This week in Sports Illustrated, Jim Trotter penned an article called "Market Forces" discussing how the economy is changing how teams are run and how the franchise tag may be applied differently this year (it was, as you can see by the huge list of tagged players). He also discusses how "second tier" free agents like Derrick Dockery and Langston Walker got some pretty big contracts a few years ago, while last year saw Donte' Stallworth, Drayton Florence, and Jerry Porter all inked huge deals while being highly unproven commodities. Due to the current Collective Bargaining Agreement (CBA), these deals may be harder to come by for these types of players. Because 2009 is the last capped year under the current CBA, any cap hit a team would normally have pushed to the next year must be accounted for this year, making the salary cap game ever the more interesting. Teams will have a lot less money than their current cap space dictates.
LTBE and NLTBE Incentives
A big part of many players' contracts are incentives based on performance or playing time. These must be classified as "likely to be earned", LTBE, or "not likely to be earned", NLTBE, according to league rules. Examples of the NLTBE incentives are reaching 1,500 rushing yards or finishing in the top five in sacks, according to Trotter. Normally these unlikely incentives would be applied to the next year's salary cap if earned during a season, while the likely to be earned incentives such as a lineman or a QB playing 50% of the offensive snaps would apply to the current cap year. With no salary cap next year, all incentives earned by a player must be accounted for in this year's cap.
For instance, Thomas Jones may hypothetically have an escalator built into his contract where he gets a $1M bonus for leading the league in rushing. That would normally be classified as NLTBE, since only one person a year can lead the league in rushing. In the past, that $1M bonus would be applied to the next year's salary cap under the NLTBE tag. That no longer applies, because there is currently no cap next year. If the Jets only have $800K left under the salary cap (just a random number), that bonus takes them over the cap number. They are now subject to league sanctions for violating the cap where they would not have been in a regular year. Teams close to the salary cap must factor these bonuses in for the current year, giving teams like the Bills with a lot of free cap space more room to maneuver with incentive-laden contracts.

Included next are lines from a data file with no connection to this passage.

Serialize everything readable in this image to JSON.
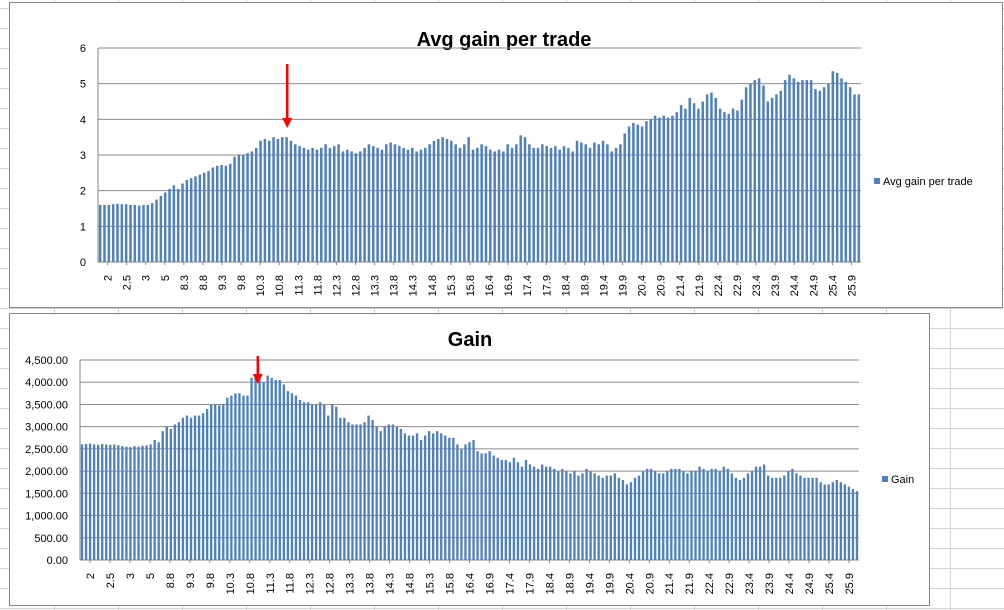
{
  "charts": [
    {
      "title": "Avg gain per trade",
      "legend": "Avg gain per trade",
      "y_ticks": [
        "0",
        "1",
        "2",
        "3",
        "4",
        "5",
        "6"
      ],
      "x_tick_labels": [
        "2",
        "2.5",
        "3",
        "5",
        "8.3",
        "8.8",
        "9.3",
        "9.8",
        "10.3",
        "10.8",
        "11.3",
        "11.8",
        "12.3",
        "12.8",
        "13.3",
        "13.8",
        "14.3",
        "14.8",
        "15.3",
        "15.8",
        "16.4",
        "16.9",
        "17.4",
        "17.9",
        "18.4",
        "18.9",
        "19.4",
        "19.9",
        "20.4",
        "20.9",
        "21.4",
        "21.9",
        "22.4",
        "22.9",
        "23.4",
        "23.9",
        "24.4",
        "24.9",
        "25.4",
        "25.9"
      ]
    },
    {
      "title": "Gain",
      "legend": "Gain",
      "y_ticks": [
        "0.00",
        "500.00",
        "1,000.00",
        "1,500.00",
        "2,000.00",
        "2,500.00",
        "3,000.00",
        "3,500.00",
        "4,000.00",
        "4,500.00"
      ],
      "x_tick_labels": [
        "2",
        "2.5",
        "3",
        "5",
        "8.8",
        "9.3",
        "9.8",
        "10.3",
        "10.8",
        "11.3",
        "11.8",
        "12.3",
        "12.8",
        "13.3",
        "13.8",
        "14.3",
        "14.8",
        "15.3",
        "15.8",
        "16.4",
        "16.9",
        "17.4",
        "17.9",
        "18.4",
        "18.9",
        "19.4",
        "19.9",
        "20.4",
        "20.9",
        "21.4",
        "21.9",
        "22.4",
        "22.9",
        "23.4",
        "23.9",
        "24.4",
        "24.9",
        "25.4",
        "25.9"
      ]
    }
  ],
  "chart_data": [
    {
      "type": "bar",
      "title": "Avg gain per trade",
      "ylim": [
        0,
        6
      ],
      "grid": true,
      "legend_position": "right",
      "series_color": "#4f81bd",
      "annotation_color": "#ff0000",
      "annotation_at_category": "10.8",
      "x_tick_labels": [
        "2",
        "2.5",
        "3",
        "5",
        "8.3",
        "8.8",
        "9.3",
        "9.8",
        "10.3",
        "10.8",
        "11.3",
        "11.8",
        "12.3",
        "12.8",
        "13.3",
        "13.8",
        "14.3",
        "14.8",
        "15.3",
        "15.8",
        "16.4",
        "16.9",
        "17.4",
        "17.9",
        "18.4",
        "18.9",
        "19.4",
        "19.9",
        "20.4",
        "20.9",
        "21.4",
        "21.9",
        "22.4",
        "22.9",
        "23.4",
        "23.9",
        "24.4",
        "24.9",
        "25.4",
        "25.9"
      ],
      "series": [
        {
          "name": "Avg gain per trade",
          "values": [
            1.6,
            1.6,
            1.6,
            1.62,
            1.63,
            1.62,
            1.62,
            1.6,
            1.6,
            1.58,
            1.6,
            1.6,
            1.65,
            1.75,
            1.85,
            1.95,
            2.05,
            2.15,
            2.05,
            2.2,
            2.3,
            2.35,
            2.4,
            2.45,
            2.5,
            2.55,
            2.65,
            2.7,
            2.72,
            2.7,
            2.75,
            2.95,
            3.0,
            3.0,
            3.05,
            3.1,
            3.2,
            3.4,
            3.45,
            3.4,
            3.5,
            3.45,
            3.5,
            3.5,
            3.4,
            3.3,
            3.25,
            3.2,
            3.15,
            3.2,
            3.15,
            3.2,
            3.3,
            3.2,
            3.25,
            3.3,
            3.1,
            3.15,
            3.1,
            3.05,
            3.1,
            3.2,
            3.3,
            3.25,
            3.2,
            3.15,
            3.3,
            3.35,
            3.3,
            3.25,
            3.2,
            3.15,
            3.2,
            3.1,
            3.15,
            3.2,
            3.3,
            3.4,
            3.45,
            3.5,
            3.45,
            3.4,
            3.3,
            3.2,
            3.3,
            3.5,
            3.15,
            3.2,
            3.3,
            3.25,
            3.15,
            3.1,
            3.15,
            3.1,
            3.3,
            3.2,
            3.3,
            3.55,
            3.5,
            3.3,
            3.2,
            3.2,
            3.3,
            3.25,
            3.2,
            3.25,
            3.15,
            3.25,
            3.2,
            3.1,
            3.4,
            3.35,
            3.3,
            3.2,
            3.35,
            3.3,
            3.4,
            3.3,
            3.1,
            3.2,
            3.3,
            3.6,
            3.8,
            3.9,
            3.85,
            3.8,
            3.95,
            4.0,
            4.1,
            4.05,
            4.1,
            4.05,
            4.1,
            4.2,
            4.4,
            4.3,
            4.6,
            4.45,
            4.3,
            4.5,
            4.7,
            4.75,
            4.6,
            4.3,
            4.2,
            4.15,
            4.3,
            4.25,
            4.55,
            4.9,
            5.0,
            5.1,
            5.15,
            4.95,
            4.5,
            4.6,
            4.7,
            4.8,
            5.1,
            5.25,
            5.15,
            5.05,
            5.1,
            5.1,
            5.1,
            4.85,
            4.8,
            4.9,
            5.0,
            5.35,
            5.3,
            5.15,
            5.05,
            4.9,
            4.7,
            4.7
          ]
        }
      ]
    },
    {
      "type": "bar",
      "title": "Gain",
      "ylim": [
        0,
        4500
      ],
      "grid": true,
      "legend_position": "right",
      "series_color": "#4f81bd",
      "annotation_color": "#ff0000",
      "annotation_at_category": "10.8",
      "x_tick_labels": [
        "2",
        "2.5",
        "3",
        "5",
        "8.8",
        "9.3",
        "9.8",
        "10.3",
        "10.8",
        "11.3",
        "11.8",
        "12.3",
        "12.8",
        "13.3",
        "13.8",
        "14.3",
        "14.8",
        "15.3",
        "15.8",
        "16.4",
        "16.9",
        "17.4",
        "17.9",
        "18.4",
        "18.9",
        "19.4",
        "19.9",
        "20.4",
        "20.9",
        "21.4",
        "21.9",
        "22.4",
        "22.9",
        "23.4",
        "23.9",
        "24.4",
        "24.9",
        "25.4",
        "25.9"
      ],
      "series": [
        {
          "name": "Gain",
          "values": [
            2600,
            2610,
            2620,
            2600,
            2590,
            2610,
            2600,
            2590,
            2600,
            2580,
            2560,
            2550,
            2540,
            2560,
            2550,
            2570,
            2580,
            2600,
            2700,
            2650,
            2900,
            3000,
            2950,
            3050,
            3100,
            3200,
            3250,
            3200,
            3250,
            3250,
            3300,
            3400,
            3500,
            3500,
            3480,
            3500,
            3650,
            3700,
            3750,
            3750,
            3700,
            3700,
            4100,
            4100,
            4050,
            4000,
            4150,
            4100,
            4050,
            4050,
            3950,
            3800,
            3750,
            3700,
            3600,
            3550,
            3550,
            3500,
            3500,
            3550,
            3500,
            3250,
            3500,
            3450,
            3200,
            3200,
            3100,
            3050,
            3050,
            3050,
            3100,
            3250,
            3150,
            3000,
            2900,
            3000,
            3050,
            3050,
            3000,
            2950,
            2850,
            2800,
            2800,
            2850,
            2700,
            2800,
            2900,
            2850,
            2900,
            2850,
            2800,
            2750,
            2750,
            2600,
            2500,
            2600,
            2650,
            2700,
            2450,
            2400,
            2400,
            2450,
            2350,
            2300,
            2250,
            2250,
            2200,
            2300,
            2200,
            2100,
            2250,
            2150,
            2100,
            2050,
            2150,
            2100,
            2100,
            2050,
            2000,
            2050,
            2000,
            1950,
            2000,
            1900,
            1950,
            2050,
            2000,
            1950,
            1900,
            1850,
            1900,
            1900,
            1950,
            1850,
            1800,
            1700,
            1750,
            1850,
            1900,
            2000,
            2050,
            2050,
            2000,
            1950,
            1950,
            2000,
            2050,
            2050,
            2050,
            2000,
            1950,
            2000,
            2000,
            2100,
            2050,
            2000,
            2050,
            2050,
            2000,
            2100,
            2050,
            1950,
            1850,
            1800,
            1850,
            1950,
            2000,
            2100,
            2100,
            2150,
            1900,
            1850,
            1850,
            1850,
            1900,
            2000,
            2050,
            1950,
            1900,
            1850,
            1850,
            1850,
            1850,
            1750,
            1700,
            1700,
            1750,
            1800,
            1750,
            1700,
            1650,
            1600,
            1550
          ]
        }
      ]
    }
  ]
}
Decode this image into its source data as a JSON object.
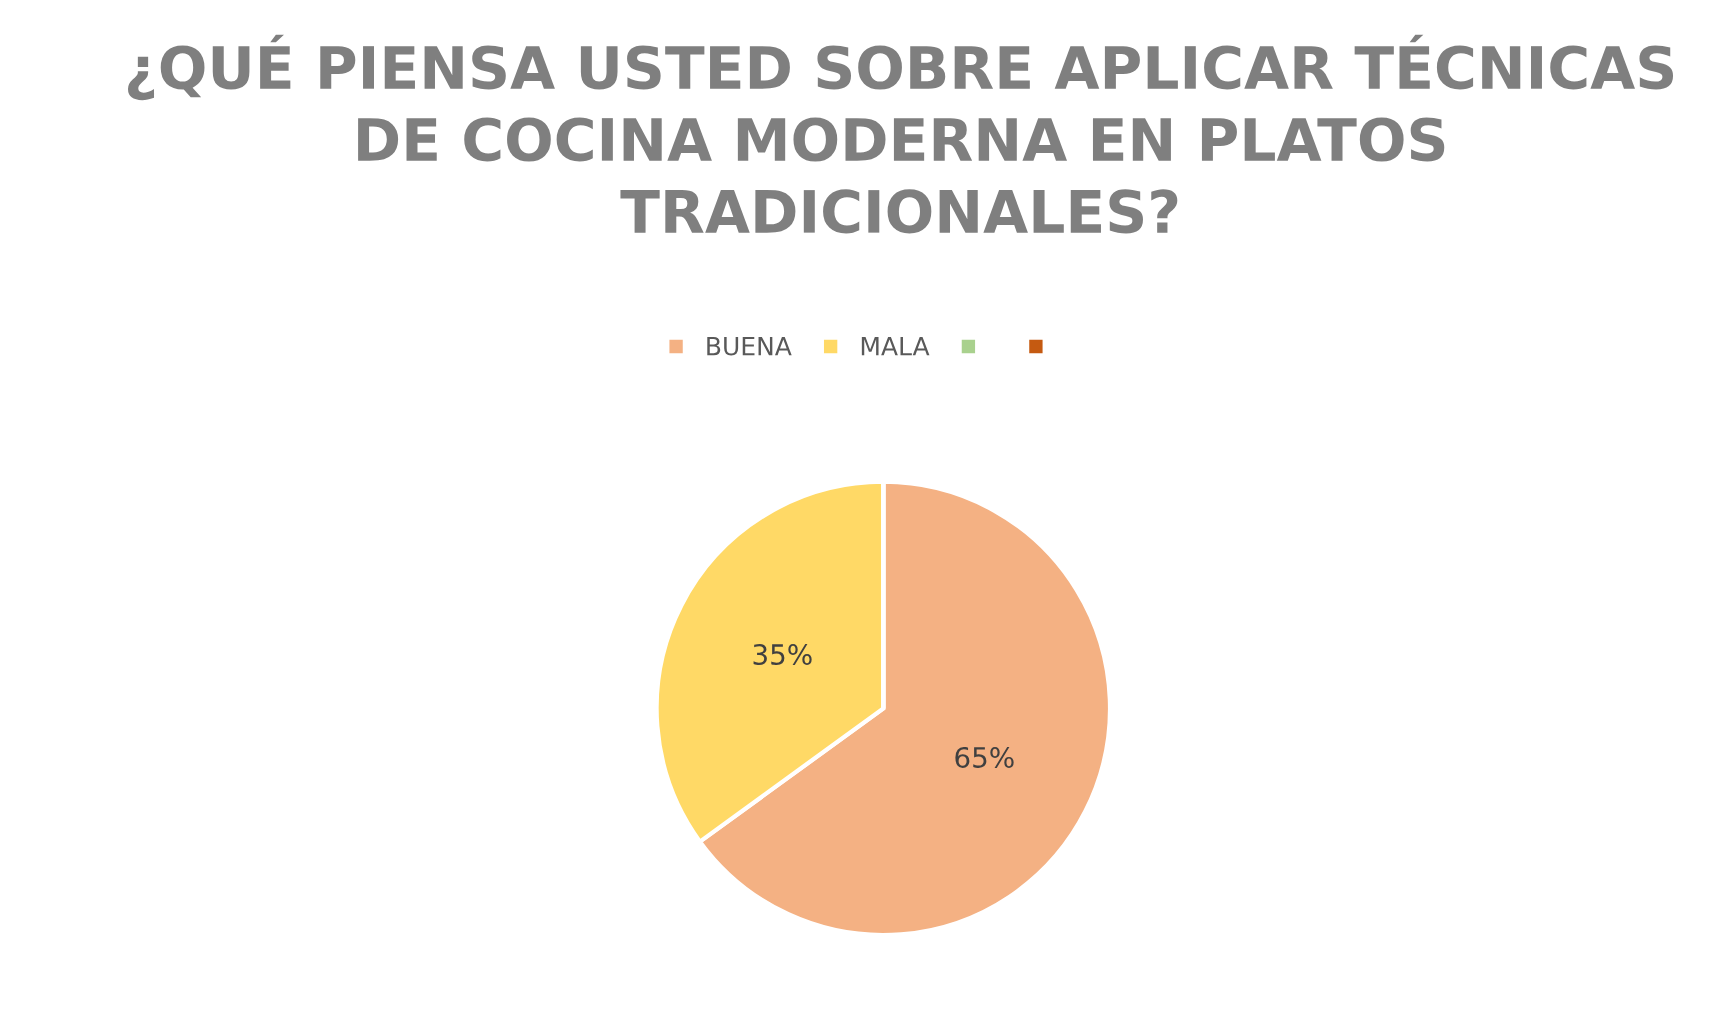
{
  "chart_data": {
    "type": "pie",
    "title": "¿QUÉ PIENSA USTED SOBRE APLICAR TÉCNICAS DE COCINA MODERNA EN PLATOS TRADICIONALES?",
    "categories": [
      "BUENA",
      "MALA",
      null,
      null
    ],
    "values": [
      65,
      35,
      0,
      0
    ],
    "colors": [
      "#f4b183",
      "#ffd966",
      "#a9d18e",
      "#c55a11"
    ],
    "value_labels": [
      "65%",
      "35%",
      null,
      null
    ],
    "legend": "top"
  }
}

When a player signs a contract, the signing bonus is prorated over the life of the contract no matter when it is actually paid to the player. This is to avoid a super-huge one year cap figure for signing one or two guys. In the past when a player is traded, released, or retires before June 1, the rest of the signing bonus figure remaining is applied to the coming year's cap. Anything after June 1 was assigned to the following year's cap. Once again, the uncapped 2010 season makes it impossible to hold a team accountable next year, so now that money will need to be assigned to this year's cap. This once again bodes in Buffalo's favor because of the ample cap room available to them. A guy like Chris Kelsay, who signed a four year deal with an $8M signing bonus, has two years left on that contract. That would translate to a cap hit of $4M if the Bills release him at any point this year. For the Bills that's not a big deal. To use Trotter's example, though, Javon Walker of the Raiders signed a 6 year deal with a $12M signing bonus. If he is cut right now it's an immediate cap hit of $8M for a guy not even on your roster. Trotter's point is there are now players on teams that are uncuttable because of the large signing bonus money still left on their deals.
Maximum Pay Increase
The final important thing to know about the last capped year of the CBA is that between '09 and '10, the maximum a player's salary can increase is 30%. This is to prevent teams from backloading deals to avoid the current capped year but balloon the salary in the uncapped 2010. Teams with cap room now can sign a player to a big salary each year, but teams without cap room can't sign a guy for peanuts this year but have a massive increase going into year two. Albert Haynesworth will command a lot of money - $12M per year or so. That means he will have to make at least $9M this year to be able under the 30% increase to go up to $12M in 2010. If a team doesn't have the cap room to give him that salary this year, they won't be able to sign him.
Meaning to the Bills
Ralph Wilson was one of two owners that saw this coming. The Bills are in great shape to handle this last capped year and take action now and into next season if a new CBA is not resolved between the players union and the owners. We have the room under the cap to give out the incentives should players earn them, including if Jason Peters' or Fred Jackson's next contracts contain heavy incentives. We have the room under the cap to cut any player on the team and not have it be prohibitive to the current year, cap-wise or talent-wise. We also use salaries well in the negotiating room, so a player isn't making peanuts in salary while getting a huge signing bonus. This actually helps us with the cap hit as well as the 30% rule going into 2010. The Bills are in great shape against the cap regardless of if we get a new CBA or not.